Here is the jig with Bankers.......IF BRENT remains over $100 per bbl Bankers share price rise is almost cast in stone! They have nearly a quarter billion bbls of 2P reserves to produce from, they are growing production by 15 to 20% per year and they are increasing margins and reducing operating expense. So regardless of the company not getting a fair share yet on valuation from a reserves and cash flow perspective, the market is way too greedy an environment to let the valuation stay too low.
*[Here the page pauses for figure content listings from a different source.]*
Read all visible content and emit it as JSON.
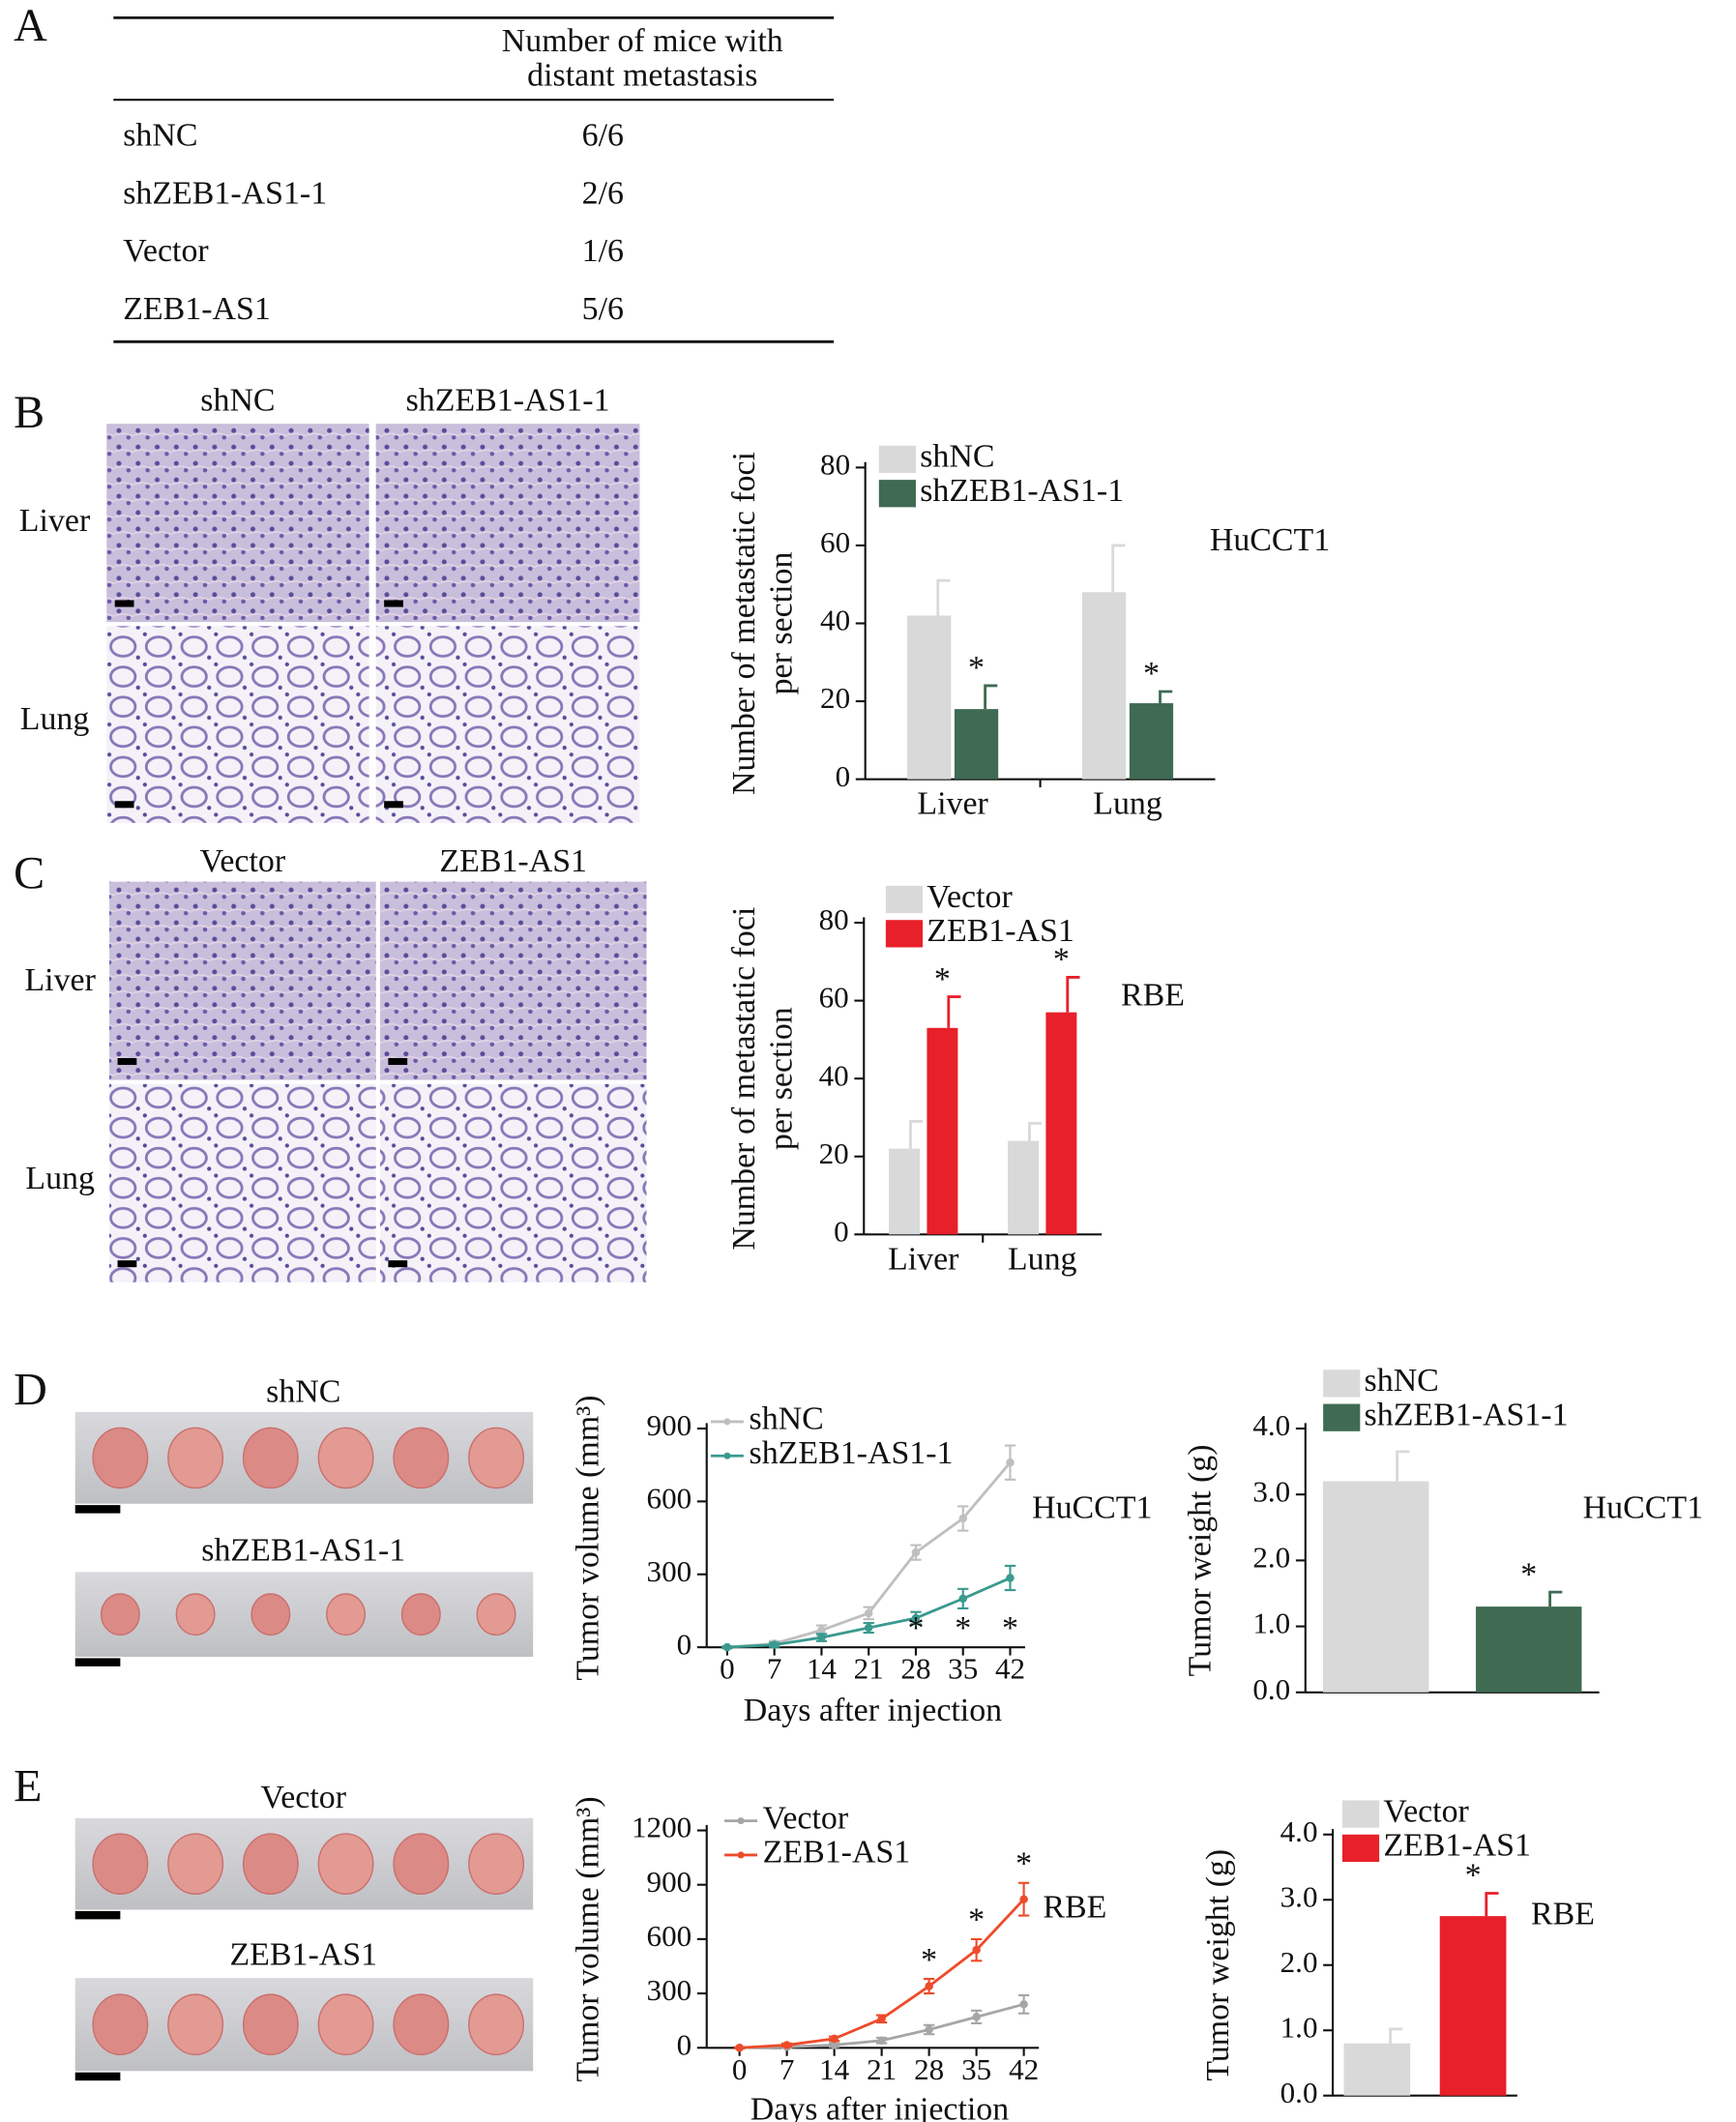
{
  "panel_labels": [
    "A",
    "B",
    "C",
    "D",
    "E"
  ],
  "table": {
    "header": [
      "Number of mice with",
      "distant metastasis"
    ],
    "rows": [
      [
        "shNC",
        "6/6"
      ],
      [
        "shZEB1-AS1-1",
        "2/6"
      ],
      [
        "Vector",
        "1/6"
      ],
      [
        "ZEB1-AS1",
        "5/6"
      ]
    ]
  },
  "histology": [
    {
      "columns": [
        "shNC",
        "shZEB1-AS1-1"
      ],
      "rows": [
        "Liver",
        "Lung"
      ]
    },
    {
      "columns": [
        "Vector",
        "ZEB1-AS1"
      ],
      "rows": [
        "Liver",
        "Lung"
      ]
    }
  ],
  "tumor_photos": [
    [
      "shNC",
      "shZEB1-AS1-1"
    ],
    [
      "Vector",
      "ZEB1-AS1"
    ]
  ],
  "chart_data": [
    {
      "type": "bar",
      "ylabel": [
        "Number of  metastatic foci",
        "per section"
      ],
      "annotation": "HuCCT1",
      "legend": "top-left",
      "categories": [
        "Liver",
        "Lung"
      ],
      "series": [
        {
          "name": "shNC",
          "color": "#d9d9d9",
          "values": [
            42,
            48
          ],
          "errors": [
            9,
            12
          ],
          "significance": [
            null,
            null
          ]
        },
        {
          "name": "shZEB1-AS1-1",
          "color": "#3e6b52",
          "values": [
            18,
            19.5
          ],
          "errors": [
            6,
            3
          ],
          "significance": [
            "*",
            "*"
          ]
        }
      ],
      "ylim": [
        0,
        80
      ],
      "yticks": [
        0,
        20,
        40,
        60,
        80
      ]
    },
    {
      "type": "bar",
      "ylabel": [
        "Number of  metastatic foci",
        "per section"
      ],
      "annotation": "RBE",
      "legend": "top-left",
      "categories": [
        "Liver",
        "Lung"
      ],
      "series": [
        {
          "name": "Vector",
          "color": "#d9d9d9",
          "values": [
            22,
            24
          ],
          "errors": [
            7,
            4.5
          ],
          "significance": [
            null,
            null
          ]
        },
        {
          "name": "ZEB1-AS1",
          "color": "#e8202a",
          "values": [
            53,
            57
          ],
          "errors": [
            8,
            9
          ],
          "significance": [
            "*",
            "*"
          ]
        }
      ],
      "ylim": [
        0,
        80
      ],
      "yticks": [
        0,
        20,
        40,
        60,
        80
      ]
    },
    {
      "type": "line",
      "ylabel": [
        "Tumor volume (mm³)"
      ],
      "xlabel": "Days after injection",
      "annotation": "HuCCT1",
      "legend": "top-left",
      "x": [
        0,
        7,
        14,
        21,
        28,
        35,
        42
      ],
      "xlim": [
        0,
        42
      ],
      "xticks": [
        0,
        7,
        14,
        21,
        28,
        35,
        42
      ],
      "series": [
        {
          "name": "shNC",
          "color": "#bfbfbf",
          "values": [
            0,
            15,
            70,
            140,
            390,
            530,
            760
          ],
          "errors": [
            5,
            10,
            20,
            25,
            30,
            50,
            70
          ],
          "significance": [
            null,
            null,
            null,
            null,
            null,
            null,
            null
          ]
        },
        {
          "name": "shZEB1-AS1-1",
          "color": "#3a9a8f",
          "values": [
            0,
            10,
            40,
            80,
            120,
            200,
            285
          ],
          "errors": [
            3,
            8,
            15,
            20,
            25,
            40,
            50
          ],
          "significance": [
            null,
            null,
            null,
            null,
            "*",
            "*",
            "*"
          ]
        }
      ],
      "ylim": [
        0,
        900
      ],
      "yticks": [
        0,
        300,
        600,
        900
      ]
    },
    {
      "type": "bar",
      "ylabel": [
        "Tumor weight (g)"
      ],
      "annotation": "HuCCT1",
      "legend": "top-left",
      "categories": [
        null
      ],
      "series": [
        {
          "name": "shNC",
          "color": "#d9d9d9",
          "values": [
            3.2
          ],
          "errors": [
            0.45
          ],
          "significance": [
            null
          ]
        },
        {
          "name": "shZEB1-AS1-1",
          "color": "#3e6b52",
          "values": [
            1.3
          ],
          "errors": [
            0.22
          ],
          "significance": [
            "*"
          ]
        }
      ],
      "ylim": [
        0,
        4
      ],
      "yticks": [
        {
          "value": 0,
          "label": "0.0"
        },
        {
          "value": 1,
          "label": "1.0"
        },
        {
          "value": 2,
          "label": "2.0"
        },
        {
          "value": 3,
          "label": "3.0"
        },
        {
          "value": 4,
          "label": "4.0"
        }
      ]
    },
    {
      "type": "line",
      "ylabel": [
        "Tumor volume (mm³)"
      ],
      "xlabel": "Days after injection",
      "annotation": "RBE",
      "legend": "top-left",
      "x": [
        0,
        7,
        14,
        21,
        28,
        35,
        42
      ],
      "xlim": [
        0,
        42
      ],
      "xticks": [
        0,
        7,
        14,
        21,
        28,
        35,
        42
      ],
      "series": [
        {
          "name": "Vector",
          "color": "#a6a6a6",
          "values": [
            0,
            5,
            15,
            40,
            100,
            170,
            240
          ],
          "errors": [
            3,
            5,
            10,
            15,
            25,
            35,
            50
          ],
          "significance": [
            null,
            null,
            null,
            null,
            null,
            null,
            null
          ]
        },
        {
          "name": "ZEB1-AS1",
          "color": "#ee4b2b",
          "values": [
            0,
            15,
            50,
            160,
            340,
            540,
            820
          ],
          "errors": [
            3,
            8,
            12,
            20,
            40,
            60,
            90
          ],
          "significance": [
            null,
            null,
            null,
            null,
            "*",
            "*",
            "*"
          ]
        }
      ],
      "ylim": [
        0,
        1200
      ],
      "yticks": [
        0,
        300,
        600,
        900,
        1200
      ]
    },
    {
      "type": "bar",
      "ylabel": [
        "Tumor weight (g)"
      ],
      "annotation": "RBE",
      "legend": "top-left",
      "categories": [
        null
      ],
      "series": [
        {
          "name": "Vector",
          "color": "#d9d9d9",
          "values": [
            0.8
          ],
          "errors": [
            0.22
          ],
          "significance": [
            null
          ]
        },
        {
          "name": "ZEB1-AS1",
          "color": "#e8202a",
          "values": [
            2.75
          ],
          "errors": [
            0.35
          ],
          "significance": [
            "*"
          ]
        }
      ],
      "ylim": [
        0,
        4
      ],
      "yticks": [
        {
          "value": 0,
          "label": "0.0"
        },
        {
          "value": 1,
          "label": "1.0"
        },
        {
          "value": 2,
          "label": "2.0"
        },
        {
          "value": 3,
          "label": "3.0"
        },
        {
          "value": 4,
          "label": "4.0"
        }
      ]
    }
  ]
}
Here is what I mearn:
Year Production Cash Flow Cash Flow per Share Valuation Multiple Share Price
2014 21500 $361 M $1.41 3.5 $4.93
2015 24750 $415 M $1.63 3.5 $5.70
2016 28500 $478 M $1.87 3.5 $6.55
etc, etc, etc
I am assuming a net back of $46 (they achieved $49 las quarter) and a very low cash flow multiple of just 3.5. If the multiple is just 4 times cash flow per share as opposed to a low 3.5, then the share prices look like this 2014 - $5.65, 2015 - $6.55, 2016 - $7.50. These share prices do not include the impact of the application of secondary recovery or tertiary recovery or the farm out to a development partner etc etc. This is just steady eddy production from proven and probable reserves. Also, as the company continues to grow production the fact that they have a 35 year reserves life may settle in to the market's valuation of the shares with a premium multiple of 5 or more (which should be the case for a company for out sized 2P reserves). So the only variable that can rain on the Bankers parade IMO is Brent pricing. The cash flow production will be impacted as Brent decends from the $105 I am using for this calculation.